For that project, the Milanese master described the image of the neighboring hotels as “mannerist architecture, substantially weak and already obsolete after just a few years […] built to satisfy the taste for technical invention.” A nearby architecture balanced between revival and stylistic copying, with a 19th century image that was clearly countered by Rossi’s work on an urban level.
The new image of the construction, conceived as an “edified block of remarkable importance in the urban landscape,” has a main facade in beola stone, preceded by a low volume with four powerful cylindrical columns in white Carrara marble, paced by five pilaster strips bordering dark green metal openings.
The upper levels are in terracotta, like the sides and the block added at the back, facing Via Marco Polo, defined as a work of “rational architecture in brick with regular openings for the windows.” In the 1990s it seemed anachronistic to see how the interiors (not done by Rossi) of this rigorous work of architecture for the city were developed, in a jarring contrast, with a ‘Baroque period image,’ in keeping with the figurative standards of the hotel chain, completely alien to the intentions of the architectural enclosure.
The project done today by Arassociati, a studio composed of former students and collaborators of Aldo Rossi, together with Nicola Gallizia and Alvaro Sans, have brought this work back into the contemporary world, reinventing its spaces in keeping with new lines of intervention with respect to the grammar of Rossi, full of invention and sensitivity, also with respect to the history of Italian design, which along with a careful selection of custom furnishings, is featured in a harmonious and meaningful way, underlining the vitality of historic pieces that are still in production today.
The hotel has 132 rooms, including 34 suites, a new garden with a central pergola on axis with the entrance on the ground floor, and an existing terrace on the roof of the low protruding volume, set aside for the two presidential suites on the first floor.

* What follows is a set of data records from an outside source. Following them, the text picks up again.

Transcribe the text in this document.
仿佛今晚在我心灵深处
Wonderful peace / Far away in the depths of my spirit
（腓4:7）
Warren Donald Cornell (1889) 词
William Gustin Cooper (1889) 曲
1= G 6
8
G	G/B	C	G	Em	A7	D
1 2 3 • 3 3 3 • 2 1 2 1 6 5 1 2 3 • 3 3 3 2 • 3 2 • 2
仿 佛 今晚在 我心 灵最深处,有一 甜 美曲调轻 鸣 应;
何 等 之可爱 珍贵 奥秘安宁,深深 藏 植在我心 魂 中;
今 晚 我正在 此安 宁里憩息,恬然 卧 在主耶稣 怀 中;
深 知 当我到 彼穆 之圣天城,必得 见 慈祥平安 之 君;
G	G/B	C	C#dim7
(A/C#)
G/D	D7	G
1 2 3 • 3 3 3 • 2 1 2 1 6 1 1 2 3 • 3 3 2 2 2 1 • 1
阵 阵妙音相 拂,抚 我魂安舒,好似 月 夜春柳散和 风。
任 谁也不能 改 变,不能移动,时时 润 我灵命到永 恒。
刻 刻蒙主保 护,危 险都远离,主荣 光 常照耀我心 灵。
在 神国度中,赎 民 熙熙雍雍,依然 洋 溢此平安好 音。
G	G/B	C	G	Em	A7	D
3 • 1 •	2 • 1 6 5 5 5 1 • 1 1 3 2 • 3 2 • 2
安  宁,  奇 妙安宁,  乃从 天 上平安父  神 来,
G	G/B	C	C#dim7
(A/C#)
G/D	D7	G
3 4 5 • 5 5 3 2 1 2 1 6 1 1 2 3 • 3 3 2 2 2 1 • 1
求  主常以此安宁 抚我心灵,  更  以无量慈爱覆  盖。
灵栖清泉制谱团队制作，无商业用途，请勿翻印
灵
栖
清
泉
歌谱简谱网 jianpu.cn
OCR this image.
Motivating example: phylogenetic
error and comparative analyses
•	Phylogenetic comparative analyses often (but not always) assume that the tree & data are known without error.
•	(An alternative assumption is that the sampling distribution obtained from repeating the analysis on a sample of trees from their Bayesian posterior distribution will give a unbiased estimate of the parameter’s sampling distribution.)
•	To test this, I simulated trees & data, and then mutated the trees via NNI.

A new roof garden with a breakfast zone and sky bar has been installed, surrounded by large terraces; the new volumes set back from the facade, glazed and light in composition, do not alter the original profile, which has been enhanced by the new project.
To reach the panoramic level at the top, in compliance with regulations, a new external staircase is positioned in the recessed lateral space that marks the connection between the existing building and the addition. Here the staircase is like a monolithic metal volume clad in a dense pattern of horizontal steel strips; an element of vertical grafting that comes to grips with the exposed brick exteriors.
In the entrance on the ground floor a new elliptical staircase in bronze-finish metal has been built to replace the existing one to the left, facing the bar and the lobby, offering direct access to the STK Milan restaurant. The entrance to the reception area is underlined by two walls composed of undulating wooden partitions that create a sculptural path towards the black marble counter that presents, at its ends, two exceptional lamps: a pair of gold Atollo models by Vico Magistretti, Compasso d’Oro 1979.
Two ‘timeless’ design pieces that are joined in the lobby and the library zone by other classics of Italian design, like the Elettra by BBPR (Arflex), armchairs by Gio Ponti recently reissued by Molteni & C, which has produced all the custom furnishings for the hotel, which blend nicely with the historic pieces.
The idea of using certain icons from Italian design history, connected with the Milanese context, to offer a sort of active and interactive museum, continues on each landing of the elevators, with marble mosaic flooring (Fantini Mosaici), thanks to a selection of signature armchairs placed in pairs to represent the varied identity of a completely Italian history.
Together with the design pieces, several lamps have been created for the occasion, produced by Oluce, like the circular appliques in the corridors and the table lamps in the hotel rooms, where the design of the furnishings again mingles with historic items like the Montecatini aluminium chairs by Gio Ponti (Molteni & C), within a refined materic-chromatic palette, and a tendency towards the definition of certain ‘architectural furnishings’ like the canopy beds with their forceful geometric image.
Working inside an existing hotel, certain elements have been conserved, like a series of marble bathrooms and the central staircase faced in wooden boards, to create a new, dynamic two-story space. An overall renovation in a significant work of architecture in Milan, improving the interior spaces with a contemporary look, but also coming to terms with the history of Milanese design, thanks to a careful selection of exceptional pieces.